Retailers were also well-bid as punters filled their trolleys with Sainsbury's, 22.5p higher to 344.5p, and Marks & Spencer, 11.75p better to 285.5p, on returning bid talk.

Drinks group Allied Domecq toasted an 11p rise to 309.75p despite a ludicrous rogue trade at 102.75p, on whispers of good Christmas sales and bid speculation.

Oil group Shell flared 17p higher to 474p on hopes that today's analyst seminar will bring news of radical cost-cutting and the disposal of the chemical operations. Talk of a break-up lifted both gas group BG, 10.75p to 368.25p, and generator National Power, 10.5p higher to 402.75p.

The FTSE 250 outdid its bigger brother with a 15.7 rise to 6,283.1 thanks to a flurry of activity at United Biscuits. The McVities' group baked 19.5p higher to 254.5p on hopes that the Danone-led consortium will trump a 245p-per-share offer from a Nabisco-led consortium with a 260-265p strike.

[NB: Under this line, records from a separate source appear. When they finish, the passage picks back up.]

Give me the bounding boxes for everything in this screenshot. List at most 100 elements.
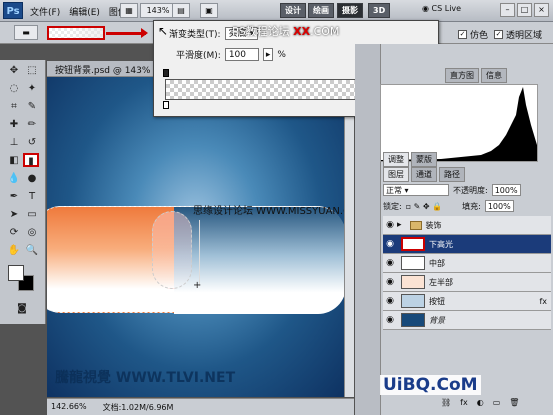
foreground-color[interactable] [8, 265, 24, 281]
checkbox-box[interactable]: ✓ [494, 30, 503, 39]
folder-new-icon[interactable]: ▭ [493, 398, 501, 412]
color-swatches[interactable] [8, 265, 36, 293]
tool-preset-icon[interactable]: ▬ [14, 25, 38, 40]
eraser-tool-icon[interactable]: ◧ [6, 154, 22, 168]
color-stop-left[interactable] [163, 101, 169, 109]
adjust-tabs: 调整 蒙版 [355, 152, 553, 167]
smoothness-input[interactable]: 100 [224, 48, 259, 61]
minimize-button[interactable]: – [500, 3, 515, 17]
zoom-select[interactable]: 143% [140, 3, 176, 18]
tab-adjustments[interactable]: 调整 [383, 152, 409, 167]
crosshair-cursor-icon: + [193, 280, 202, 291]
visibility-eye-icon[interactable]: ◉ [383, 239, 397, 249]
visibility-eye-icon[interactable]: ◉ [383, 258, 397, 268]
workspace-design-button[interactable]: 设计 [280, 3, 306, 18]
workspace-photo-button[interactable]: 摄影 [337, 3, 363, 18]
tab-layers[interactable]: 图层 [383, 167, 409, 182]
trash-icon[interactable]: 🗑 [509, 398, 519, 412]
gradient-tool-icon[interactable]: ▮ [23, 153, 39, 167]
crop-tool-icon[interactable]: ⌗ [6, 100, 22, 114]
tab-paths[interactable]: 路径 [439, 167, 465, 182]
layer-row[interactable]: ◉ 中部 [383, 254, 551, 273]
opacity-stop-left[interactable] [163, 69, 169, 77]
lasso-tool-icon[interactable]: ◌ [6, 82, 22, 96]
histogram-svg [381, 87, 537, 161]
cs-live-button[interactable]: ◉ CS Live [422, 4, 461, 13]
quick-mask-icon[interactable]: ◙ [14, 302, 30, 316]
tab-histogram[interactable]: 直方图 [445, 68, 479, 83]
smoothness-dropdown-icon[interactable]: ▸ [262, 48, 274, 61]
magic-wand-icon[interactable]: ✦ [24, 82, 40, 96]
watermark-bottom: 騰龍視覺 WWW.TLVI.NET [55, 370, 236, 386]
gradient-picker[interactable] [47, 26, 105, 40]
opacity-label: 不透明度: [453, 185, 488, 195]
tab-info[interactable]: 信息 [481, 68, 507, 83]
smoothness-unit: % [277, 49, 286, 60]
pointer-cursor-icon: ↖ [158, 24, 169, 38]
hand-tool-icon[interactable]: ✋ [6, 244, 22, 258]
fill-input[interactable]: 100% [484, 200, 514, 212]
dither-checkbox[interactable]: ✓ 仿色 [458, 28, 488, 41]
visibility-eye-icon[interactable]: ◉ [383, 220, 397, 230]
canvas-scrollbar[interactable] [344, 77, 354, 397]
transparency-checkbox[interactable]: ✓ 透明区域 [494, 28, 542, 41]
shape-tool-icon[interactable]: ▭ [24, 208, 40, 222]
pen-tool-icon[interactable]: ✒ [6, 190, 22, 204]
zoom-level[interactable]: 142.66% [51, 402, 87, 412]
maximize-button[interactable]: □ [517, 3, 532, 17]
expand-arrow-icon[interactable]: ▸ [397, 220, 402, 230]
layer-row[interactable]: ◉ 左半部 [383, 273, 551, 292]
workspace-paint-button[interactable]: 绘画 [308, 3, 334, 18]
screen-mode-icon[interactable]: ▣ [200, 3, 218, 18]
blend-mode-select[interactable]: 正常 ▾ [383, 184, 449, 196]
dodge-tool-icon[interactable]: ● [24, 172, 40, 186]
layer-thumbnail [401, 313, 425, 327]
link-icon[interactable]: ⛓ [441, 398, 451, 412]
layer-row[interactable]: ◉ 按钮 fx [383, 292, 551, 311]
lock-icons[interactable]: ▫ ✎ ✥ 🔒 [406, 202, 442, 211]
layer-thumbnail [401, 237, 425, 251]
heal-tool-icon[interactable]: ✚ [6, 118, 22, 132]
eyedropper-icon[interactable]: ✎ [24, 100, 40, 114]
layers-footer: ⛓ fx ◐ ▭ 🗑 [381, 398, 549, 412]
visibility-eye-icon[interactable]: ◉ [383, 315, 397, 325]
checkbox-box[interactable]: ✓ [458, 30, 467, 39]
doc-size: 文档:1.02M/6.96M [102, 403, 174, 412]
gradient-drag-line [199, 220, 200, 286]
layer-row[interactable]: ◉ 背景 [383, 311, 551, 330]
mask-icon[interactable]: ◐ [477, 398, 484, 412]
layer-row[interactable]: ◉ ▸ 装饰 [383, 216, 551, 235]
menu-edit[interactable]: 编辑(E) [69, 5, 100, 18]
layer-row-active[interactable]: ◉ 下高光 [383, 235, 551, 254]
tab-masks[interactable]: 蒙版 [411, 152, 437, 167]
canvas[interactable]: + 思缘设计论坛 WWW.MISSYUAN.COM 騰龍視覺 WWW.TLVI.… [47, 77, 344, 397]
opacity-input[interactable]: 100% [491, 184, 521, 196]
visibility-eye-icon[interactable]: ◉ [383, 277, 397, 287]
arrange-icon[interactable]: ▤ [172, 3, 190, 18]
layer-controls: 正常 ▾ 不透明度: 100% 锁定: ▫ ✎ ✥ 🔒 填充: 100% [383, 182, 551, 214]
popup-watermark: PS教程论坛 XX.COM [232, 25, 340, 38]
gradient-type-label: 渐变类型(T): [169, 30, 221, 40]
zoom-tool-icon[interactable]: 🔍 [24, 244, 40, 258]
layer-thumbnail [401, 256, 425, 270]
grid-icon[interactable]: ▦ [120, 3, 138, 18]
3d-camera-icon[interactable]: ◎ [24, 226, 40, 240]
type-tool-icon[interactable]: T [24, 190, 40, 204]
fx-footer-icon[interactable]: fx [460, 398, 468, 412]
move-tool-icon[interactable]: ✥ [6, 64, 22, 78]
workspace-3d-button[interactable]: 3D [368, 3, 391, 18]
history-brush-icon[interactable]: ↺ [24, 136, 40, 150]
3d-rotate-icon[interactable]: ⟳ [6, 226, 22, 240]
visibility-eye-icon[interactable]: ◉ [383, 296, 397, 306]
blur-tool-icon[interactable]: 💧 [6, 172, 22, 186]
photoshop-logo: Ps [3, 2, 23, 19]
stamp-tool-icon[interactable]: ⊥ [6, 136, 22, 150]
tab-channels[interactable]: 通道 [411, 167, 437, 182]
smoothness-label: 平滑度(M): [176, 51, 221, 61]
fx-icon[interactable]: fx [539, 297, 551, 306]
brush-tool-icon[interactable]: ✏ [24, 118, 40, 132]
marquee-tool-icon[interactable]: ⬚ [24, 64, 40, 78]
menu-file[interactable]: 文件(F) [30, 5, 60, 18]
close-button[interactable]: × [534, 3, 549, 17]
path-select-icon[interactable]: ➤ [6, 208, 22, 222]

Renewed bid talk pushed glassmaker Pilkington 6.5p higher to 85.5p and oil explorer British Borneo 12p better to 193.5p. However, water utility Hyder flushed 24.5p lower to a worst-ever 268p on growing fears of a multimillion pound cash raising.

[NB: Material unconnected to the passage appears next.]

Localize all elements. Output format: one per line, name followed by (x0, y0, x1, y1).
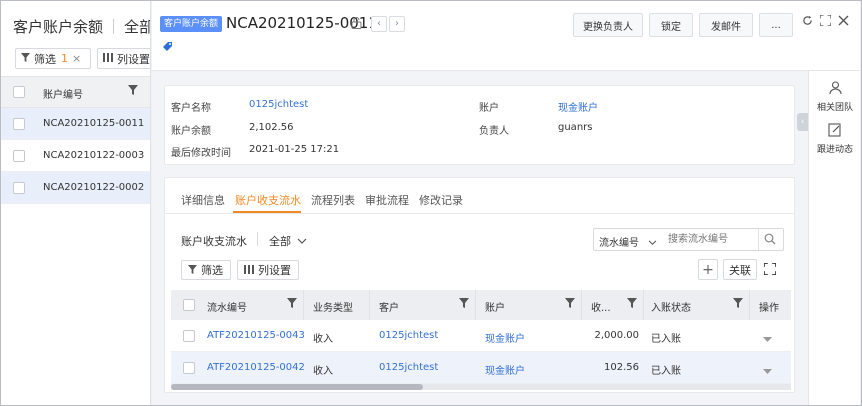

The Small Cap ended its winning run with a 12.2 fall to 2,997 as many of the high-flying Internet stocks took a tumble. Punters said that many brokers had stopped dealing on long settlement times to avoid being caught out by the Millennium.

Internet investor eVestment, 7.5p lower to 25.5p, and software minnow Keystone Software, 15p lower to 65.5p, were two victims.

Property Internet bucked the trend with a 25p rise to 149.5p after being selected by Microsoft to supply online property news. Furniture minnow Harveys Furnishing moved 7.5p higher to 159p on talk of good results tomorrow.

Headhunter Corporate Executive, suspended at 6p, confirmed its Internet deal by buying an online credit-card payment processor. It also launched the daftly-named Boldly-Go.com, an Internet recruitment site, amid rumours that Captain Kirk and Mr Spock will join the board.

SEAQ VOLUME: 1.84BN

SEAQ TRADES: 106,597

GILTS INDEX: 107.10 -0.38

f.guerrera@independent.co.uk

THE TROUBLED builder Costain, flat at 19p, could have caught the eye of a couple of rivals. The contractor has been on bid alert since its biggest shareholder, Malaysian group Intria, decided to sell its 37 per cent stake. The Swedish construction giant Skanska is believed to be interested, as it already owns around 7 per cent of Costain. However, it could be trumped by a UK group such as Taylor Woodrow or a

Middle-Eastern builder.

CAPITAL OPPORTUNITIES investment trust is believed to have holdings in a wide range of privately-owned and publicly-quoted hi-tech companies but has so far failed to benefit from the web fever.

The shares hit an all-time high of 148p yesterday but are still well below the value of Capital's investments. Punters believe the trust will soon publish figures showing that its net asset value is around 180p.